Author bell hooks (1952–2021) considers the biblical call to surrender, so we might be healed by love:
It is difficult to wait. No doubt that is why biblical scriptures urge the seeker to learn how to wait, for waiting renews our strength. When we surrender to the “wait” we allow changes to emerge within us without anticipation or struggle. When we do this we are stepping out, on faith. In Buddhist terms this practice of surrender, of letting go, makes it possible for us to enter a space of compassion where we can feel sympathy for ourselves and others….
Redemptive love lures us and calls us toward the possibility of healing. We cannot account for the presence of the heart’s knowledge. Like all great mysteries, we are all mysteriously called to love no matter the conditions of our lives, the degree of our depravity or despair. The persistence of this call gives us reason to hope…. Renewing our faith in love’s promise, hope is our covenant.…
To return to love, to know perfect love, we surrender the will to power. It is this revelation that makes the scriptures on perfect love so prophetic and revolutionary for our times. We cannot know love if we remain unable to surrender our attachment to power, if any feeling of vulnerability strikes terror in our hearts. Lovelessness torments.
As our cultural awareness of the ways we are seduced away from love, away from the knowledge that love heals gains recognition, our anguish intensifies. But so does our yearning. The space of our lack is also the space of possibility. As we yearn, we make ourselves ready to receive the love that is coming to us, as gift, as promise, as earthly paradise.[1]
Brian McLaren describes how healing occurs when we release our need for supremacy, certainty, and control.
The more we hear the sound of the genuine, the more the deepest habits of our hearts are renovated and remodeled in the way of love, and the more supremacy loses its appeal.… We surrender the supremacy of our ego, our self-centered demands for power, pleasure, prestige, prominence. We surrender the supremacy of our group, whether that group is defined by religion, race, politics, nationality, economic class, social status, or whatever. We even surrender the supremacy of our species, realizing that humans can’t survive and thrive unless the plankton and trees, the soil and bees, and the climate and seas thrive too. We gladly shed supremacy to make room for solidarity. That gain, we discover, is worth every cost….

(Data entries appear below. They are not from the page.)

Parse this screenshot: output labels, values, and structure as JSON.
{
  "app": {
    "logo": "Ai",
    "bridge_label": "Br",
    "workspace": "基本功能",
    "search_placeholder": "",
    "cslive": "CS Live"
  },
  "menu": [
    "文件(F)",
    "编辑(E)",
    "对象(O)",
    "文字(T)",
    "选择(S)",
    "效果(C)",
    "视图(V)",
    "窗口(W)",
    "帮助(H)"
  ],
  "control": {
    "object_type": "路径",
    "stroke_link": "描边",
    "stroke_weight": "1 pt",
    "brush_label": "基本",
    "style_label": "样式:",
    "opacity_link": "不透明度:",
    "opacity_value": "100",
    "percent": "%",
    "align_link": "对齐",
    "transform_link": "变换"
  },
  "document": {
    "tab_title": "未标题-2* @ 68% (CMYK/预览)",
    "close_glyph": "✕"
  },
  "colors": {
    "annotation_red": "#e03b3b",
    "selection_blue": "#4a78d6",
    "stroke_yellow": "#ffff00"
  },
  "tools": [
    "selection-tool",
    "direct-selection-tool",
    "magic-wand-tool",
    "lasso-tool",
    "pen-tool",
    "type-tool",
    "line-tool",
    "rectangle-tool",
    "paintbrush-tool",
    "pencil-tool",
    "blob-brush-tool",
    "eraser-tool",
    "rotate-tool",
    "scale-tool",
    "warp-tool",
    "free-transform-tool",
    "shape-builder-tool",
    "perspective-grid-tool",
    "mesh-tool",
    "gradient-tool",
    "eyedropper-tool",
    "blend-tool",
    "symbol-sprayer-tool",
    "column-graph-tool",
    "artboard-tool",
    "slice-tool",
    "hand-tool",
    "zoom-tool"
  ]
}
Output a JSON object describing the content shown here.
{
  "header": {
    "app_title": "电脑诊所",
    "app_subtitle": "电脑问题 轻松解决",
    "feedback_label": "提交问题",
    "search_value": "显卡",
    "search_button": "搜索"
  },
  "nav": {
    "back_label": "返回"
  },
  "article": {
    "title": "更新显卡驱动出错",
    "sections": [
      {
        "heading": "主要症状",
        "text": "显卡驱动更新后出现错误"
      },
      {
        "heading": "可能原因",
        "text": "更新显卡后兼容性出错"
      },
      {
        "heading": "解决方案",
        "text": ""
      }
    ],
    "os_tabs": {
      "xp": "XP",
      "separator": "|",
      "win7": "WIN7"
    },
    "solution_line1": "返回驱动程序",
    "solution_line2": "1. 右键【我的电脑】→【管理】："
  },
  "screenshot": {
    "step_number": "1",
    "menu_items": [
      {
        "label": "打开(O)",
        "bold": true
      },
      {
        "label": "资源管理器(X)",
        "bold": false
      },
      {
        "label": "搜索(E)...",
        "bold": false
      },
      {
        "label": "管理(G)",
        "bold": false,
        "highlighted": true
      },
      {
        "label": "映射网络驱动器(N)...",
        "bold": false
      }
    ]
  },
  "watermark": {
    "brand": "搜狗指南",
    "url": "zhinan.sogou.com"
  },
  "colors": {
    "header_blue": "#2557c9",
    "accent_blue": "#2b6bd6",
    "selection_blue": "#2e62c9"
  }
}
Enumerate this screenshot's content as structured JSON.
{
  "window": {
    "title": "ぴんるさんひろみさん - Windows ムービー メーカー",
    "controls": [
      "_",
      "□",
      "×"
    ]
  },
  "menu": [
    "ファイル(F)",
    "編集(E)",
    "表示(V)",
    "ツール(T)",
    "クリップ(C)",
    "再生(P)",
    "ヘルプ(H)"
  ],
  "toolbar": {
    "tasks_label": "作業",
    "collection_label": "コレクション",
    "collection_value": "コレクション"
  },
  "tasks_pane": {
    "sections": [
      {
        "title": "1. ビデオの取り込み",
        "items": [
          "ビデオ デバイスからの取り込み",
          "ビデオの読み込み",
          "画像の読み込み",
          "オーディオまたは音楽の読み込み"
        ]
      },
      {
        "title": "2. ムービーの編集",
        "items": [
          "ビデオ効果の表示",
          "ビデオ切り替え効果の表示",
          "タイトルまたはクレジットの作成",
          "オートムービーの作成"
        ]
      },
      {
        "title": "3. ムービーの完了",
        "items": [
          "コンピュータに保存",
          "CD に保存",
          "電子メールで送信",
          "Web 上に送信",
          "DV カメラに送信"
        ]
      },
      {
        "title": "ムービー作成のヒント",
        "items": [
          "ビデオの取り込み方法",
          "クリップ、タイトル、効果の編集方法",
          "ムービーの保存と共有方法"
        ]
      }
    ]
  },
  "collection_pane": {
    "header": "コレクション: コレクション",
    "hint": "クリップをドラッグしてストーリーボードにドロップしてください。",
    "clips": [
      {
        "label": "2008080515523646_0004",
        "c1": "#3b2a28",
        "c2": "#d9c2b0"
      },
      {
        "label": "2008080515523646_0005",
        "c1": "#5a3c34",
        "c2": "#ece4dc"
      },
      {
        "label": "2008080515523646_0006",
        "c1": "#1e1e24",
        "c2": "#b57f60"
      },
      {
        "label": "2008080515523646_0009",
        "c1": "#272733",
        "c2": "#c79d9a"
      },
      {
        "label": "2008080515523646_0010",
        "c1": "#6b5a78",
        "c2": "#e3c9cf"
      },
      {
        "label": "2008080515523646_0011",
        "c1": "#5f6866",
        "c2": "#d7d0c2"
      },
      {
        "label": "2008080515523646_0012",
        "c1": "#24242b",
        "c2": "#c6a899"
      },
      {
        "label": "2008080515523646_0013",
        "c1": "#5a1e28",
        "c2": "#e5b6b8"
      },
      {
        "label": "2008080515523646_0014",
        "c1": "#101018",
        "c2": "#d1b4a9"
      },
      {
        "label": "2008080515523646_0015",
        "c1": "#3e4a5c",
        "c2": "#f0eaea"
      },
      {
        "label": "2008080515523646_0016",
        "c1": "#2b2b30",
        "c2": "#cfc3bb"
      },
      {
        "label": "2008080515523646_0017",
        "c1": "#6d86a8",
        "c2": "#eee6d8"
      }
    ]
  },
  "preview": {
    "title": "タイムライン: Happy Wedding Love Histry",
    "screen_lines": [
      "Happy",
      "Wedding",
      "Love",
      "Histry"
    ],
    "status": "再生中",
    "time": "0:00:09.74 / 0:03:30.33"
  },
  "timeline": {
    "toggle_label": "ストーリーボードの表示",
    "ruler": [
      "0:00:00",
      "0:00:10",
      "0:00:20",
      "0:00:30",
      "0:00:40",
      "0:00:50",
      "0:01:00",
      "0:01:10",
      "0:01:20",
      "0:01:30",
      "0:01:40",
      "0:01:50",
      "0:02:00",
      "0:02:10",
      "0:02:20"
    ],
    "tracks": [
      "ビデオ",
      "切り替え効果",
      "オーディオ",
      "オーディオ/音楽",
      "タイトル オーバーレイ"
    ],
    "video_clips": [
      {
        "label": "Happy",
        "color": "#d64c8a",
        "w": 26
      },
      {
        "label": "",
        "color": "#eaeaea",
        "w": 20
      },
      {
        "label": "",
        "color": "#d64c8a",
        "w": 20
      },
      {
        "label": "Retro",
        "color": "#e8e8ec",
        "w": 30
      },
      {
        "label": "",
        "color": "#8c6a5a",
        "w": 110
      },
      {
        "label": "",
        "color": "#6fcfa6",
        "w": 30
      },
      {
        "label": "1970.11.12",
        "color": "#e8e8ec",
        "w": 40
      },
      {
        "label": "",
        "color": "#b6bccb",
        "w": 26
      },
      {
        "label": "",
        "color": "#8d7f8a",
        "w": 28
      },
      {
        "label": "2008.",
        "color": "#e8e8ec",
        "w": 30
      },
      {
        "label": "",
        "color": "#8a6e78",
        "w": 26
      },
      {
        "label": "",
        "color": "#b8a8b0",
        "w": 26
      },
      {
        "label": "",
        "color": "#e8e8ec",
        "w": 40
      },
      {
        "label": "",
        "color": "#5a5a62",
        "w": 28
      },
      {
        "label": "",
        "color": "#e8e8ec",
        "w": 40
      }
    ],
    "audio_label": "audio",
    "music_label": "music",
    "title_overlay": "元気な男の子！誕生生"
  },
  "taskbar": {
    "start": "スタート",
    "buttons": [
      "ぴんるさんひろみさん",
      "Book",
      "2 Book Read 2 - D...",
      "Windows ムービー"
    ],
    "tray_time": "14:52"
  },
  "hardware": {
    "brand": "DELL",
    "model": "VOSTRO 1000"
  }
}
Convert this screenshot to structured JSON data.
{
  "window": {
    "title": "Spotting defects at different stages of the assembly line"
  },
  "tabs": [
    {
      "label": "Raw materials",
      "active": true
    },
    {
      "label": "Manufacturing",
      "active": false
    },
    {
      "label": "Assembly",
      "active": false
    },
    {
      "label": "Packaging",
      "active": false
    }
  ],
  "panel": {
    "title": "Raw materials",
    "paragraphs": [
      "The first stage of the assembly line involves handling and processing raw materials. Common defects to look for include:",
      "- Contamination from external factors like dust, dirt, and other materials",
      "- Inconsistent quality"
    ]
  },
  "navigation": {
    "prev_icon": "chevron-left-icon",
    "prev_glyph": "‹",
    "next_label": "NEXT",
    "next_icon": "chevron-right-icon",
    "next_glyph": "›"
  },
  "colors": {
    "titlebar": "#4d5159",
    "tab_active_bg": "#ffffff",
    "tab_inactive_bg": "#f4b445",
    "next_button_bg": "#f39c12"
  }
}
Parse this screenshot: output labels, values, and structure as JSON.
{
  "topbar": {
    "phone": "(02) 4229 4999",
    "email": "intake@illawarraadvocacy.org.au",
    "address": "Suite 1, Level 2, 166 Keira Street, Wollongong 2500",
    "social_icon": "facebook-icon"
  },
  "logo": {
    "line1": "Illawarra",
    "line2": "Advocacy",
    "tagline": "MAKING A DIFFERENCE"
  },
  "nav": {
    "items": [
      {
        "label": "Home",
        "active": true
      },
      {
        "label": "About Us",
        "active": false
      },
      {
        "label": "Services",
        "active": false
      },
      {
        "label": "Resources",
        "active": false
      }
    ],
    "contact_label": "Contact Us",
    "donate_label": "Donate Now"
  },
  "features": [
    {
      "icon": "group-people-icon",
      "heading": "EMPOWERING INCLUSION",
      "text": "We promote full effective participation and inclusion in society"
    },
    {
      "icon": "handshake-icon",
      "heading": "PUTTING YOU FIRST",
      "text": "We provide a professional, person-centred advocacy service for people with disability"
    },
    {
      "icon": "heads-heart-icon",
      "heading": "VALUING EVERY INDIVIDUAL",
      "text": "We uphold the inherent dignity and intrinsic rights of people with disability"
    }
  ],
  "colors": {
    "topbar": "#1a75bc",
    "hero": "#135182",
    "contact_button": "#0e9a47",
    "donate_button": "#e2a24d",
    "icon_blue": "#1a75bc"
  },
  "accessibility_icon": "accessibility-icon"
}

As the desire to dominate slips through our fingers, something in us dies…. But in the letting go, something new comes, is born, begins, grows: a sense of connection, of not-aloneness, of communion and union and belonging. We descend from the ladders and pedestals we have erected, and we rejoin the community of creation, the network of shalom…. The loss is no small thing, ah, but the gain is incomparably greater.
From Curt Thompson, a Christian Counselor who deals with the issues we are studying this week….
Dear Friend,
As we walk together through Holy Week, we are invited once more into the mystery of Lent—a season of reflection, repentance, and preparation for the joy of Easter.
This time of year has long been about naming our sin, our sorrow, and our longing. But perhaps more than anything, it invites us to name our grief. Lent draws us into the wilderness Jesus himself entered—the place where desire, temptation, and suffering are confronted, not with avoidance, but with honesty and trust in the presence of God.
The more I sit with this season, the more I sense how deeply Lent mirrors the inner patterns of our lives. Beneath our sin lies desire—and beneath that, often, unacknowledged grief. When we begin to untangle these layers, we find that it is not just repentance we need, but healing. Not just confession, but comfort.
Desire is not inherently bad. In fact, it is core to our humanity. But when our desires are unmet or misdirected—when we stop believing that God will give us what we need—we often take matters into our own hands. We grasp instead of receive. We cope instead of grieve. And in doing so, we unknowingly deepen the ache in our souls.
This ache—this grief—can feel overwhelming. For many of us, it’s been tucked away for so long we hardly know where to begin. And yet, the Gospel reminds us that Jesus does not avoid our grief. He draws near to it. In John 11, Jesus is moved not by theological explanations, but by Mary’s tears. Her honest, unfiltered sorrow brings him to his own tears—and then, to action.
This is the invitation of Holy Week: to follow Mary’s lead. To allow ourselves to feel, to grieve, to long—and to bring all of it into the presence of Jesus.
In the days ahead, I encourage you to create space to ask the deeper questions:
- What grief am I carrying that I have not fully named?
- What longing has gone unmet for so long that I’ve stopped believing it matters?
- What sin in my life is really a cry for something good that I’ve tried to secure on my own terms?
Jesus is not afraid of these questions. He welcomes them. And more importantly, he welcomes you.
May this week be marked by sacred honesty, compassionate presence, and courageous hope. And may the One who weeps with you also be the One who calls you forth to life.